Now you see that Secure Share has been created and the data can be previewed. Please note that you need an available Virtual Warehouse that is usable by your current role in order to run this query. Next, click the button to Add Consumers:

As you can see, there are two Account Types: Reader and Full. Full is an existing user which will assume costs. Reader does not, the data provider pays for them. In this case, the intended consumer is not a Snowflake customer, so click the Create a Reader account link:

To create a Reader Account, insert the name (READERACCOUNT) and a comment (optional), along with credentials for the ACCOUNTADMIN user (READER1). Then click Create Account:

Going back to a worksheet and executing the command SHOW MANAGED ACCOUNTS will show all details needed:

Going back to the previous Add Consumers menu, you can now see that the new Reader Account has been added as a Consumer of the Secure Share. Clicking the blue link with the account locator (XB28199) will also take you the login for the Reader Account:

Enter the credentials for the ACCOUNTADMIN user:

Once you are in your Reader Account, you will need to do some setup. First, ensure that your role is ACCOUNTADMIN (it will default to SYSADMIN). Then click the Warehouses tab and create a warehouse to use (DEMO_WH). You will need compute resources to run queries from your provider.

Click the Shares account, making sure that you are toggled to Inbound. We see the SHAREDEMO has been shared to us by the ITSTRATEGISTS account we were using, which is the data provider in this case. Click Create Database From Secure Share:

In the menu, name your database accordingly and grant access to the desired roles. You can change the name of the database given by the provider. You can grant access to the database to multiple roles. Click Create Database:

Navigate to Worksheets. The shared database (SHARE_FAA) now has read-only tables you can query using the SYSADMIN role. As the consumer, you should be able to read from it using a reporting tool like Tableau or an ETL tool. If you’re a Full Consumer, you can query this data along with your existing data while not paying any storage costs.

Database tables are read-only. To change this, you can create another database and table by selecting from the shared tables. In this case, a table that has 148 million records took 27 seconds to move over using a medium-sized warehouse. Unfortunately, you cannot use Snowflake’s clone feature on a shared database.

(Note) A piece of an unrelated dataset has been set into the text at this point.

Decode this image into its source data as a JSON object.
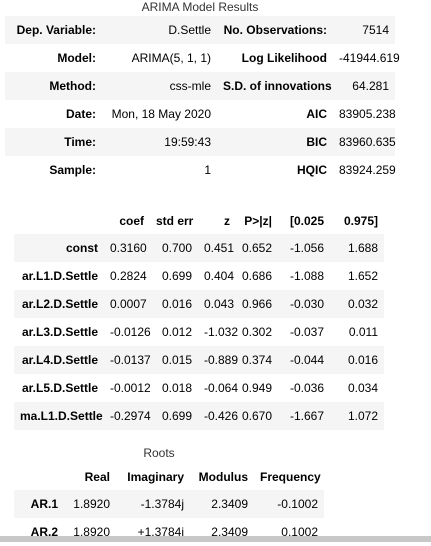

Frequently Asked Questions

What is the difference between sharing data with existing Snowflake customers versus non-Snowflake customers?

Existing Snowflake customers bear the costs of any storage or compute incurred from querying or copying the shared database. For a non-Snowflake customer, the provider would create Reader Accounts and pay for all the costs incurred by those accounts. As the provider, you would be able to track account usage and bill the consumer if that was part of the set business agreement.

How fast would the data update for consumers?

Instant! The data is stored and shared on the cloud so the provider and consumer see the same data. The Secure Share is a metadata wrapper that points to the correct data that is still sitting with the provider. So any changes to the provider’s dataset would be reflected instantly from the consumer’s viewpoint.

Once the consumers can see the data in their account, what can they do with it?

They can query and run any analytics they desire such as Tableau or Sigma. If they wish to manipulate the data, they can copy that data into their own database, so they would have write access as.

Can I allow my users to see only selected tables or views?

Yes! Snowflake has a role-based security framework, so the Account Administrator can limit which roles are accessible to certain users. Roles are a collection of permissions granted on objects. Therefore, what a user can see depends on what permissions have been granted to the user’s role.

What if my consumers go overboard with how much they are using the Reader Account?

As the data provider for Reader Accounts you control usage. Set up Resource Monitors, which impose limits on the number of credits that virtual warehouses use within a specified interval or date range. When these limits are reached or are approaching, the Resource Monitor can trigger an alert and suspension of the warehouse.